Entities like Sagitarians, The Crystal spheres, and the Alchemical essences do not belong in the same category as imaginary entities, like unicorns and Sherlock Holmes. Imaginary entities have no existence or extension, because their only function is to entertain us while in the armchair. They have no pretensions of reaching out to the world, and thus do not apply to reality. Alchemy does apply to reality, because it was formulated by a community of living organisms fighting their way through the thick of things, who spent many generations tuning their neural networks so as to minimize errors. According to pragmatic pluralism, this is the only kind of epistemic pedigree that any theory can have, and alchemy does not lose this pedigree just because people stop using it. Consequently, If folk psychology is abandoned the way alchemy was abandoned, it will not mean that folk psychology is false, does not apply to reality, or that the entities it describes don't exist.

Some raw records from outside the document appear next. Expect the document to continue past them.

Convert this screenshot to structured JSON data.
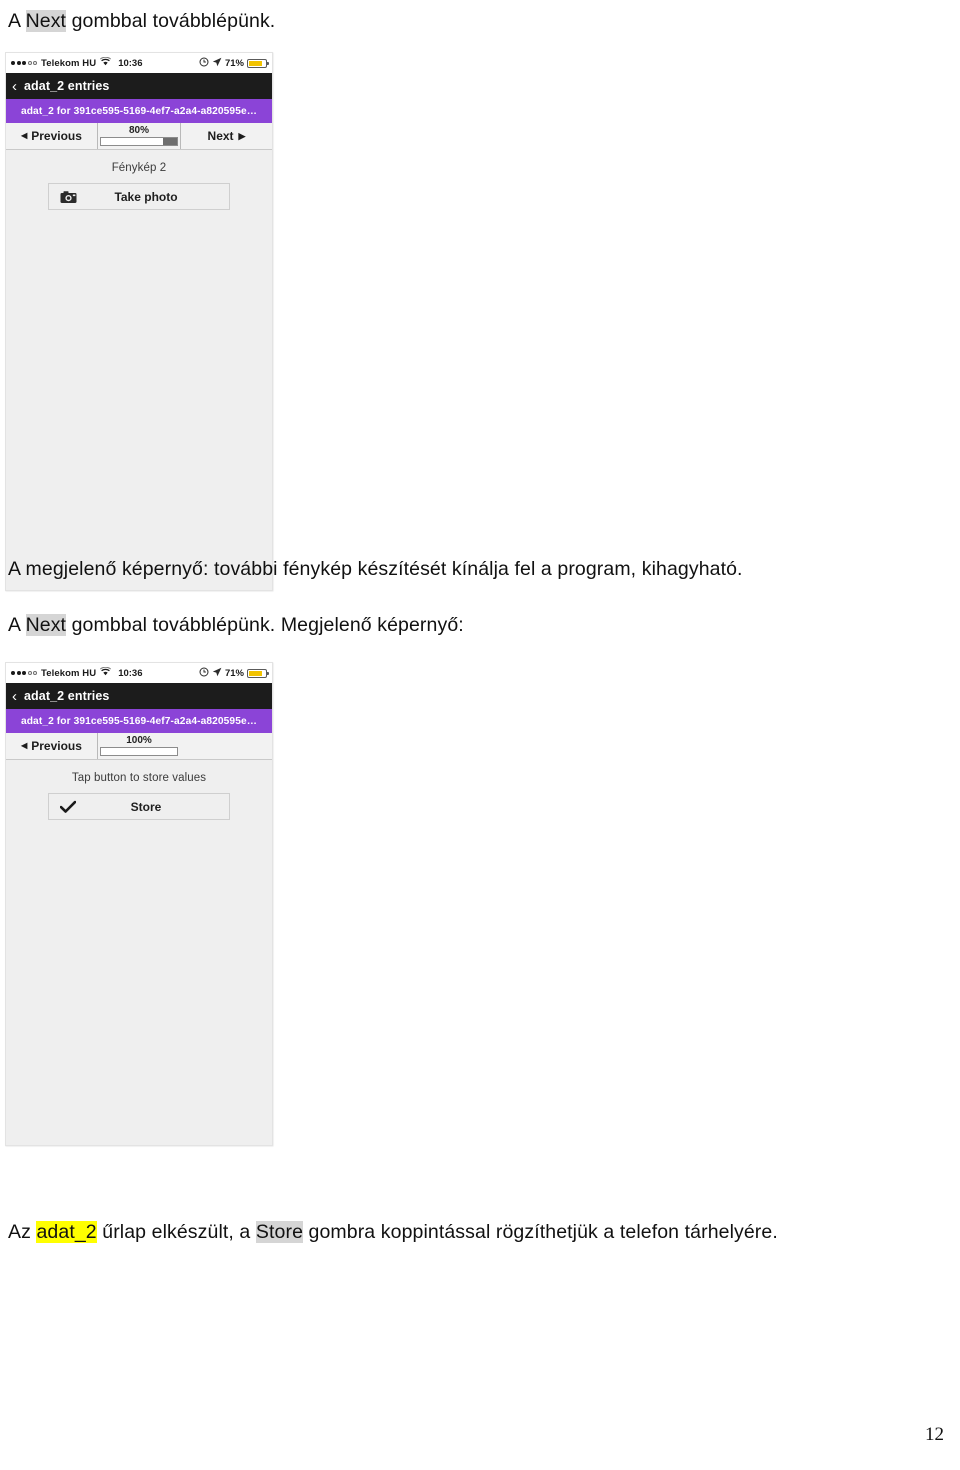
{
  "document": {
    "paragraphs": [
      {
        "id": "p1",
        "prefix": "A ",
        "highlight": "Next",
        "highlight_color": "gray",
        "suffix": " gombbal továbblépünk."
      },
      {
        "id": "p2",
        "text": "A megjelenő képernyő: további fénykép készítését kínálja fel a program, kihagyható."
      },
      {
        "id": "p3",
        "prefix": "A ",
        "highlight": "Next",
        "highlight_color": "gray",
        "suffix": " gombbal továbblépünk. Megjelenő képernyő:"
      },
      {
        "id": "p4",
        "prefix": "Az ",
        "highlight": "adat_2",
        "highlight_color": "yellow",
        "middle": " űrlap elkészült, a ",
        "highlight2": "Store",
        "highlight2_color": "gray",
        "suffix": " gombra koppintással rögzíthetjük a telefon tárhelyére."
      }
    ],
    "page_number": "12"
  },
  "screenshot_1": {
    "status_bar": {
      "carrier": "Telekom HU",
      "signal_filled": 3,
      "signal_hollow": 2,
      "wifi_icon": "wifi-icon",
      "time": "10:36",
      "alarm_icon": "alarm-clock-icon",
      "location_icon": "location-arrow-icon",
      "battery_percent": "71%",
      "battery_color": "#f2c300"
    },
    "nav_bar": {
      "back_icon": "chevron-left-icon",
      "title": "adat_2 entries"
    },
    "banner": {
      "text": "adat_2 for 391ce595-5169-4ef7-a2a4-a820595e…",
      "color": "#8b44d7"
    },
    "toolbar": {
      "previous_label": "Previous",
      "previous_icon": "triangle-left-icon",
      "progress_percent": "80%",
      "progress_value": 80,
      "next_label": "Next",
      "next_icon": "triangle-right-icon",
      "has_next": true
    },
    "body": {
      "field_label": "Fénykép 2",
      "button_label": "Take photo",
      "button_icon": "camera-icon"
    }
  },
  "screenshot_2": {
    "status_bar": {
      "carrier": "Telekom HU",
      "signal_filled": 3,
      "signal_hollow": 2,
      "wifi_icon": "wifi-icon",
      "time": "10:36",
      "alarm_icon": "alarm-clock-icon",
      "location_icon": "location-arrow-icon",
      "battery_percent": "71%",
      "battery_color": "#f2c300"
    },
    "nav_bar": {
      "back_icon": "chevron-left-icon",
      "title": "adat_2 entries"
    },
    "banner": {
      "text": "adat_2 for 391ce595-5169-4ef7-a2a4-a820595e…",
      "color": "#8b44d7"
    },
    "toolbar": {
      "previous_label": "Previous",
      "previous_icon": "triangle-left-icon",
      "progress_percent": "100%",
      "progress_value": 100,
      "next_label": "",
      "has_next": false
    },
    "body": {
      "field_label": "Tap button to store values",
      "button_label": "Store",
      "button_icon": "checkmark-icon"
    }
  }
}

Also, the claim that an entire theory cannot be false in a binary sense does not apply to statements made within the context of a theory. Suppose that a shop in medieval Europe sold various exotic items( such as narwhal horns and kudu antlers) as unicorn horns.{3} A customer asks "Are there any unicorn horns in this shop ?". The clerk goes back to the stockroom, and after a casual search which fails to reveal a small box with a few remaining unicorn horns on the third shelf from the left, comes back and tells the customer, "no, there aren't" . The clerk's statement is false, in the traditional binary sense of true and false. Within the context of discourse for that statement, there are unicorn horns in the shop, and the clerk has made an error. But to conflate the observation statement "there are no unicorn horns in the stock room" with the ontological assertion "there are no unicorn horns" is to make another serious category mistake. After all, the discovery of narwhals would not have justified the clerk's saying to the customer "See, I told you we didn't have any unicorn horns" . The fact that this category mistake is so universally accepted as valid has made it possible for Churchland to demonstrate eloquently that within the context of the traditional idea of truth, Folk psychology could be false. Within the context of Churchland's own pragmatic pluralism, however, this "falsehood" is a trivial weakness shared by all theories past and future, possible and actual.

Pragmatic Pluralism and Functionalism

The pragmatic pluralist perspective also avoids a common objection against eliminative materialism regarding the ontological status of the functionally defined terms of common sense. Searle, in his 1992, dismisses eliminative materialism by pointing out that if the entities posited by folk psychology don't exist because they cannot be reduced smoothly to the entities of science, we must also deny ontological status to split level ranch houses, tennis rackets, golf clubs, etc. (p.47){4}. Similar arguments are also raised by Andrew Cling in his 1991, and by Putnam in his 1992. Churchland's reply to Putnam shows that he is still sitting on the fence on this issue, and that he seems none too comfortable there. He makes a distinction between "(legitimately functional) tables and chairs" and (the avowedly non-existent) phlogiston, caloric, and the four principles of medieval alchemy ". To my knowledge, Churchland has never attempted to formulate a distinction between the so called "legitimately functional" and the "avowedly non-existent", and I would advise him not to try. Among other problems, it would not sit well with the thought experiment in NP which is designed to show that the categories of alchemy are functional, and offers this as proof that functionality is no proof of legitimacy. It also seems unlikely that a notion from vulgar discourse like "chair" is going to be more ontologically rigorous than a concept like "phlogiston" which, in its time, was the best that the greatest living scientific minds could produce. If this concept of "legitimately functional" doesn't cash out, the only options available seem to be either denying existence to chairs or granting it to phlogiston: both outrage common sense, but the latter would be much more consistent with the rest of Churchland's philosophy. I find it very encouraging that Churchland referred to phlogiston et al. as being only avowedly non-existent for the first time in his 1992. If he decided to question that avowal, he and I would be on the verge of agreement.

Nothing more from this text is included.